Starring: Rick Gianasi, Joe Derrig, Richard Mooney, Mizan Nunez, Jennifer Kanter and Matt Mitler
Director: Tim Kincaid
Producers: Cynthia De Paula and Charles Band
Rating: One of Ten Stars
With one last chance to save the failing security company he inherited from his father, Barney (Derrig) takes a contract to protect the corrupt leader of a small Carribean island from terrorists, voodoo cultists and just about everyone else interested in overthrowing his government. It seems an impossible task, but Barney has help from the company's most valued agent, Waldo Warren (Gianasi), a man of many secrets and talents.

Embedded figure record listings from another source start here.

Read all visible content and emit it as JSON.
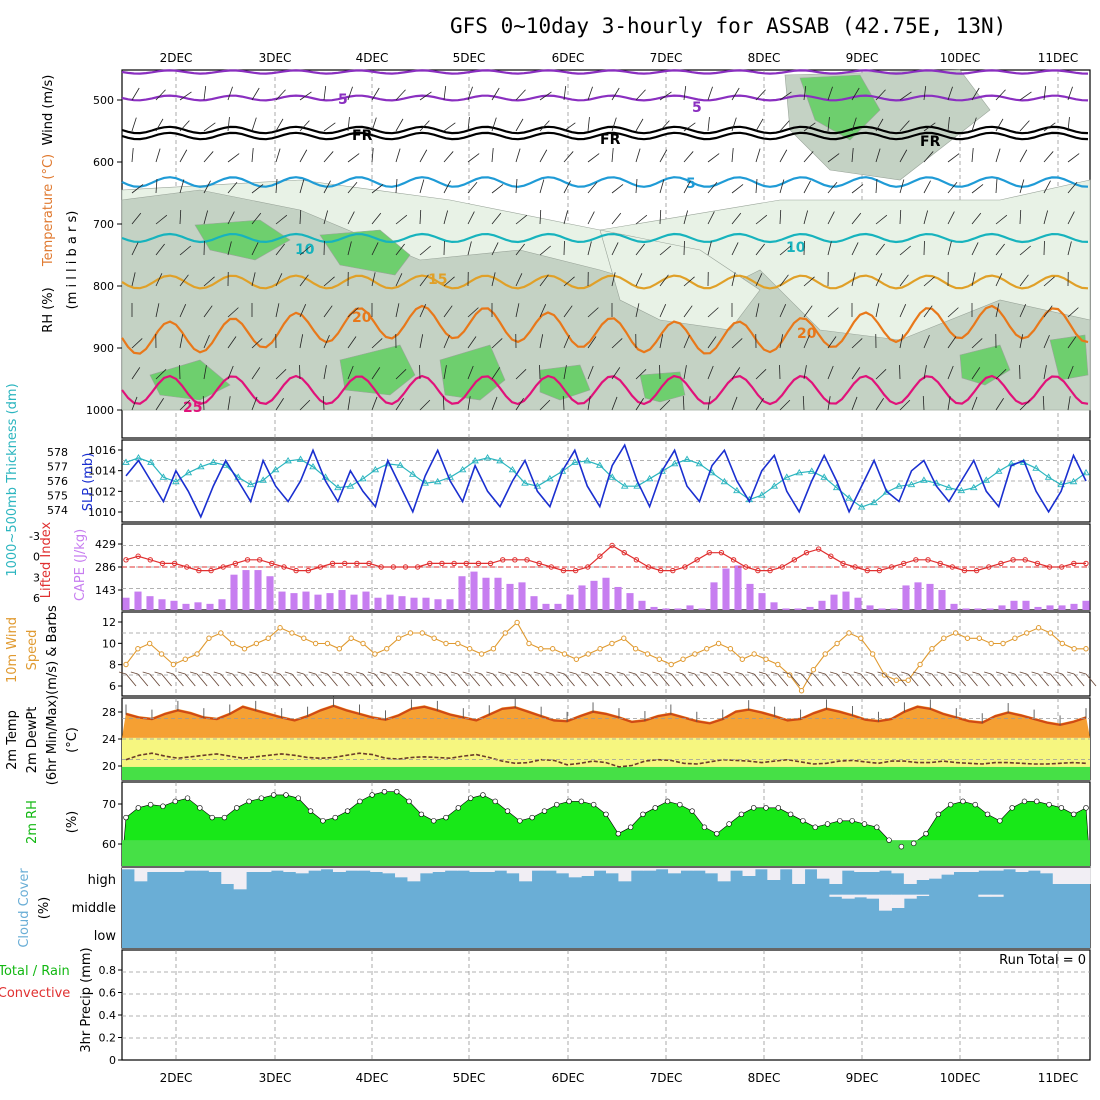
{
  "title": "GFS 0~10day 3-hourly for ASSAB (42.75E, 13N)",
  "dates": [
    "2DEC",
    "3DEC",
    "4DEC",
    "5DEC",
    "6DEC",
    "7DEC",
    "8DEC",
    "9DEC",
    "10DEC",
    "11DEC"
  ],
  "colors": {
    "rh_light": "#e8f2e6",
    "rh_mid": "#c4d2c4",
    "rh_green": "#6ecf6e",
    "rh_bright": "#1fd51f",
    "t5": "#8a2fc0",
    "fr": "#000000",
    "t5b": "#1f9bd6",
    "t10": "#17b3bd",
    "t15": "#e0a028",
    "t20": "#e8781a",
    "t25": "#e0127a",
    "slp": "#1a2fd0",
    "thick": "#2bb5bf",
    "cape": "#c77ef0",
    "li": "#e03030",
    "wind10": "#e09a30",
    "barb": "#6a4a3a",
    "temp_fill": "#f5a033",
    "temp_top": "#d04a14",
    "dew_band": "#f6f680",
    "dew_green": "#46e046",
    "rh2m_dark": "#13b813",
    "rh2m": "#18e818",
    "rh2m_low": "#46e046",
    "cloud": "#6aaed6",
    "cloud_gap": "#f1eef4"
  },
  "panels": {
    "upper": {
      "y_label_rh": "RH (%)",
      "y_label_temp": "Temperature (°C)",
      "y_label_wind": "Wind (m/s)",
      "y_label_mb": "(m i l l i b a r s)",
      "levels": [
        "500",
        "600",
        "700",
        "800",
        "900",
        "1000"
      ],
      "contour_labels": [
        "5",
        "5",
        "FR",
        "FR",
        "FR",
        "5",
        "10",
        "10",
        "15",
        "20",
        "20",
        "25"
      ]
    },
    "slp": {
      "y_label_thick": "1000~500mb Thickness (dm)",
      "y_label_slp": "SLP (mb)",
      "thick_ticks": [
        "578",
        "577",
        "576",
        "575",
        "574"
      ],
      "slp_ticks": [
        "1016",
        "1014",
        "1012",
        "1010"
      ]
    },
    "cape": {
      "y_label_li": "Lifted Index",
      "y_label_cape": "CAPE (J/kg)",
      "li_ticks": [
        "-3",
        "0",
        "3",
        "6"
      ],
      "cape_ticks": [
        "429",
        "286",
        "143"
      ]
    },
    "wind": {
      "y_label_a": "10m Wind",
      "y_label_b": "Speed",
      "y_label_c": "(m/s) & Barbs",
      "ticks": [
        "12",
        "10",
        "8",
        "6"
      ]
    },
    "temp": {
      "y_label_a": "2m Temp",
      "y_label_b": "2m DewPt",
      "y_label_c": "(6hr Min/Max)",
      "y_label_d": "(°C)",
      "ticks": [
        "28",
        "24",
        "20"
      ]
    },
    "rh": {
      "y_label": "2m RH",
      "y_unit": "(%)",
      "ticks": [
        "70",
        "60"
      ]
    },
    "cloud": {
      "y_label": "Cloud Cover",
      "y_unit": "(%)",
      "layers": [
        "high",
        "middle",
        "low"
      ]
    },
    "precip": {
      "y_label_a": "Total / Rain",
      "y_label_b": "Convective",
      "y_label_c": "3hr Precip (mm)",
      "ticks": [
        "0.8",
        "0.6",
        "0.4",
        "0.2",
        "0"
      ],
      "run_total": "Run Total = 0"
    }
  },
  "chart_data": [
    {
      "type": "line",
      "title": "1000~500mb Thickness (dm) / SLP (mb)",
      "series": [
        {
          "name": "SLP (mb)",
          "values": [
            1013.5,
            1015,
            1013,
            1011,
            1014,
            1012,
            1009.5,
            1012.5,
            1015,
            1013,
            1011,
            1015,
            1012.5,
            1011,
            1013,
            1016,
            1013,
            1011,
            1014,
            1012,
            1010.5,
            1015,
            1012.5,
            1010,
            1013.5,
            1016,
            1013,
            1011,
            1014.5,
            1012,
            1010.5,
            1013,
            1015,
            1012,
            1010.5,
            1014,
            1016,
            1012.5,
            1010.5,
            1014.5,
            1016.5,
            1013,
            1010.5,
            1014,
            1016,
            1012.5,
            1011,
            1014.5,
            1016,
            1013,
            1011,
            1014,
            1015.5,
            1012,
            1010,
            1013,
            1015.5,
            1013,
            1010,
            1012.5,
            1015,
            1012,
            1011,
            1014,
            1015,
            1012.5,
            1011,
            1013,
            1015,
            1012,
            1010.5,
            1014.5,
            1015,
            1012,
            1010,
            1012,
            1015.5,
            1013
          ]
        },
        {
          "name": "Thickness (dm)",
          "values": [
            577.5,
            577.8,
            577.5,
            576.5,
            576.2,
            576.8,
            577.2,
            577.5,
            577.3,
            576.5,
            576,
            576.3,
            577,
            577.6,
            577.7,
            577.2,
            576.5,
            575.8,
            575.9,
            576.4,
            577,
            577.4,
            577.3,
            576.7,
            576.1,
            576.2,
            576.5,
            577,
            577.6,
            577.8,
            577.6,
            577,
            576.1,
            575.9,
            576.4,
            576.9,
            577.5,
            577.6,
            577.3,
            576.5,
            575.9,
            575.9,
            576.4,
            576.9,
            577.4,
            577.7,
            577.4,
            576.8,
            576.2,
            575.6,
            575,
            575.3,
            575.9,
            576.5,
            576.8,
            576.9,
            576.5,
            575.8,
            575.1,
            574.5,
            574.8,
            575.5,
            575.9,
            576,
            576.3,
            576.1,
            575.8,
            575.6,
            575.8,
            576.3,
            576.9,
            577.4,
            577.5,
            577.1,
            576.5,
            576,
            576.2,
            576.8
          ]
        }
      ],
      "ylim_slp": [
        1009,
        1017
      ],
      "ylim_thick": [
        573.5,
        579
      ]
    },
    {
      "type": "bar",
      "title": "Lifted Index / CAPE (J/kg)",
      "series": [
        {
          "name": "CAPE (J/kg)",
          "values": [
            80,
            120,
            90,
            70,
            60,
            40,
            50,
            40,
            70,
            230,
            260,
            260,
            220,
            120,
            110,
            120,
            100,
            110,
            130,
            100,
            120,
            80,
            100,
            90,
            80,
            80,
            70,
            70,
            220,
            250,
            210,
            210,
            170,
            180,
            90,
            40,
            40,
            100,
            160,
            190,
            210,
            150,
            110,
            60,
            20,
            10,
            10,
            30,
            10,
            180,
            270,
            290,
            170,
            110,
            50,
            10,
            10,
            20,
            60,
            100,
            120,
            80,
            30,
            10,
            10,
            160,
            180,
            170,
            130,
            40,
            10,
            10,
            10,
            30,
            60,
            60,
            20,
            30,
            30,
            40,
            60
          ]
        },
        {
          "name": "Lifted Index",
          "values": [
            -1,
            -1.5,
            -1,
            -0.5,
            -0.5,
            0,
            0.5,
            0.5,
            0,
            -0.5,
            -1,
            -1,
            -0.5,
            0,
            0.5,
            0.5,
            0,
            -0.5,
            -0.5,
            -0.5,
            -0.5,
            0,
            0,
            0,
            0,
            -0.5,
            -0.5,
            -0.5,
            -0.5,
            -0.5,
            -0.5,
            -1,
            -1,
            -1,
            -0.5,
            0,
            0.5,
            0.5,
            0,
            -1.5,
            -3,
            -2,
            -1,
            0,
            0.5,
            0.5,
            0,
            -1,
            -2,
            -2,
            -1,
            0,
            0.5,
            0.5,
            0,
            -1,
            -2,
            -2.5,
            -1.5,
            -0.5,
            0,
            0.5,
            0.5,
            0,
            -0.5,
            -1,
            -1,
            -0.5,
            0,
            0.5,
            0.5,
            0,
            -0.5,
            -1,
            -1,
            -0.5,
            0,
            0,
            -0.5,
            -0.5
          ]
        }
      ],
      "ylim_cape": [
        0,
        560
      ],
      "ylim_li": [
        6,
        -6
      ]
    },
    {
      "type": "line",
      "title": "10m Wind Speed (m/s) & Barbs",
      "series": [
        {
          "name": "Wind speed (m/s)",
          "values": [
            8,
            9.5,
            10,
            9,
            8,
            8.5,
            9,
            10.5,
            11,
            10,
            9.5,
            10,
            10.5,
            11.5,
            11,
            10.5,
            10,
            10,
            9.5,
            10.5,
            10,
            9,
            9.5,
            10.5,
            11,
            11,
            10.5,
            10,
            10,
            9.5,
            9,
            9.5,
            11,
            12,
            10,
            9.5,
            9.5,
            9,
            8.5,
            9,
            9.5,
            10,
            10.5,
            9.5,
            9,
            8.5,
            8,
            8.5,
            9,
            9.5,
            10,
            9.5,
            8.5,
            9,
            8.5,
            8,
            7,
            5.5,
            7.5,
            9,
            10,
            11,
            10.5,
            9,
            7,
            6.5,
            6.5,
            8,
            9.5,
            10.5,
            11,
            10.5,
            10.5,
            10,
            10,
            10.5,
            11,
            11.5,
            11,
            10,
            9.5,
            9.5
          ]
        }
      ],
      "ylim": [
        5,
        13
      ]
    },
    {
      "type": "area",
      "title": "2m Temp / 2m DewPt (6hr Min/Max) (°C)",
      "series": [
        {
          "name": "2m Temp (°C)",
          "values": [
            27.5,
            27,
            26.8,
            27.5,
            28,
            27.6,
            27,
            26.8,
            27.5,
            28.5,
            28,
            27.5,
            27,
            26.6,
            27.2,
            28,
            28.6,
            28,
            27.5,
            27,
            26.7,
            27.3,
            28.2,
            28.5,
            28,
            27.4,
            27,
            26.6,
            27.4,
            28.2,
            28.4,
            27.8,
            27.2,
            26.6,
            26.5,
            27.2,
            27.8,
            27.5,
            27,
            26.4,
            26.6,
            27.2,
            27.5,
            27,
            26.5,
            26.2,
            26.8,
            27.8,
            28.1,
            27.7,
            27.2,
            26.6,
            26.8,
            27.6,
            28.2,
            27.8,
            27.3,
            26.7,
            26.5,
            26.8,
            27.8,
            28.5,
            28.2,
            27.5,
            27,
            26.5,
            26.3,
            27.2,
            27.7,
            27.3,
            26.8,
            26.3,
            26,
            26.4,
            27
          ]
        },
        {
          "name": "2m DewPt (°C)",
          "values": [
            21,
            21.6,
            21.9,
            21.5,
            21.2,
            21.4,
            21.6,
            21.8,
            21.5,
            21.2,
            21.4,
            21.6,
            21.8,
            21.6,
            21.3,
            21.2,
            21.3,
            21.6,
            21.9,
            21.7,
            21.2,
            21.1,
            21.3,
            21.4,
            21.3,
            21.2,
            21.5,
            21.7,
            21.3,
            20.8,
            20.5,
            20.6,
            21,
            20.9,
            20.3,
            20.5,
            20.8,
            20.6,
            20,
            20.2,
            20.8,
            21,
            20.9,
            20.5,
            20.4,
            20.7,
            21,
            20.9,
            20.8,
            20.6,
            20.8,
            21,
            20.7,
            20.4,
            20.5,
            20.8,
            20.9,
            20.7,
            20.5,
            20.8,
            20.8,
            20.6,
            20.6,
            20.8,
            20.6,
            20.5,
            20.4,
            20.6,
            20.6,
            20.5,
            20.4,
            20.4,
            20.5,
            20.6,
            20.5
          ]
        }
      ],
      "ylim": [
        18.2,
        29.5
      ]
    },
    {
      "type": "area",
      "title": "2m RH (%)",
      "series": [
        {
          "name": "2m RH (%)",
          "values": [
            67,
            70,
            71,
            70.5,
            72,
            73,
            70,
            67,
            67,
            70,
            72,
            73,
            74,
            74,
            73,
            69,
            66,
            67,
            69,
            72,
            74,
            75,
            75,
            72,
            68,
            66,
            67,
            70,
            73,
            74,
            72,
            69,
            66,
            67,
            69,
            71,
            72,
            72,
            71,
            68,
            62,
            64,
            68,
            70,
            72,
            71,
            69,
            64,
            62,
            65,
            68,
            70,
            70,
            70,
            68,
            66,
            64,
            65,
            66,
            66,
            65,
            64,
            60,
            58,
            59,
            62,
            68,
            71,
            72,
            71,
            68,
            66,
            70,
            72,
            72,
            71,
            70,
            68,
            70
          ]
        }
      ],
      "ylim": [
        52,
        78
      ]
    },
    {
      "type": "bar",
      "title": "Cloud Cover (%)",
      "layers": [
        "high",
        "middle",
        "low"
      ],
      "series": [
        {
          "name": "high",
          "values": [
            95,
            50,
            85,
            85,
            85,
            90,
            90,
            85,
            40,
            20,
            85,
            85,
            90,
            85,
            80,
            90,
            95,
            85,
            90,
            90,
            85,
            80,
            65,
            50,
            80,
            85,
            90,
            90,
            85,
            85,
            90,
            80,
            50,
            90,
            90,
            80,
            65,
            70,
            90,
            80,
            50,
            90,
            90,
            95,
            80,
            90,
            90,
            80,
            50,
            90,
            70,
            95,
            55,
            95,
            40,
            95,
            60,
            40,
            90,
            85,
            85,
            90,
            80,
            40,
            55,
            60,
            75,
            85,
            85,
            90,
            90,
            95,
            85,
            90,
            80,
            40,
            40,
            40
          ]
        },
        {
          "name": "middle",
          "values": [
            100,
            100,
            100,
            100,
            100,
            100,
            100,
            100,
            100,
            100,
            100,
            100,
            100,
            100,
            100,
            100,
            100,
            100,
            100,
            100,
            100,
            100,
            100,
            100,
            100,
            100,
            100,
            100,
            100,
            100,
            100,
            100,
            100,
            100,
            100,
            100,
            100,
            100,
            100,
            100,
            100,
            100,
            100,
            100,
            100,
            100,
            100,
            100,
            100,
            100,
            100,
            100,
            100,
            100,
            100,
            100,
            100,
            92,
            85,
            90,
            85,
            40,
            50,
            85,
            95,
            100,
            100,
            100,
            100,
            92,
            92,
            100,
            100,
            100,
            100,
            100,
            100,
            100
          ]
        },
        {
          "name": "low",
          "values": [
            100,
            100,
            100,
            100,
            100,
            100,
            100,
            100,
            100,
            100,
            100,
            100,
            100,
            100,
            100,
            100,
            100,
            100,
            100,
            100,
            100,
            100,
            100,
            100,
            100,
            100,
            100,
            100,
            100,
            100,
            100,
            100,
            100,
            100,
            100,
            100,
            100,
            100,
            100,
            100,
            100,
            100,
            100,
            100,
            100,
            100,
            100,
            100,
            100,
            100,
            100,
            100,
            100,
            100,
            100,
            100,
            100,
            100,
            100,
            100,
            100,
            100,
            100,
            100,
            100,
            100,
            100,
            100,
            100,
            100,
            100,
            100,
            100,
            100,
            100,
            100,
            100,
            100
          ]
        }
      ],
      "ylim": [
        0,
        100
      ]
    },
    {
      "type": "bar",
      "title": "3hr Precip (mm)",
      "series": [
        {
          "name": "Total / Rain",
          "values": []
        },
        {
          "name": "Convective",
          "values": []
        }
      ],
      "ylim": [
        0,
        0.9
      ],
      "run_total": 0
    }
  ]
}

Behind that cool cover does not lurk a tale invovlving magic and hardboiled detectives. That's a shame, because if there had been that sort of vibe to the film, I might have been able to forgive the wooden and amateurish acting on the part of the entire cast, the lame camera work, the incompetent lighting, the bad sound recording, the awful pacing, and the lack of a coherent story. As it is, this is a film with absolutely nothing to offer.
Okay, that's not entire true. There is the scene where Waldo (whose big secret is not that he's an occultist--that's a different character in the film--but that he's actually a cyborg/robot with guns hidden all throughout his body) shoots several of the film's villains in a public men's room with his fully automatic machinegun penis. It was so completely out of left field that I had to rewind the scene to watch it again, just to make sure that I'd seen what I thought I saw.
This isn't the worst picture that Band has been invovled in--that honor still belongs to "The Killer Eye"--but it is pretty close. Save your time and money, because this one isn't worth either.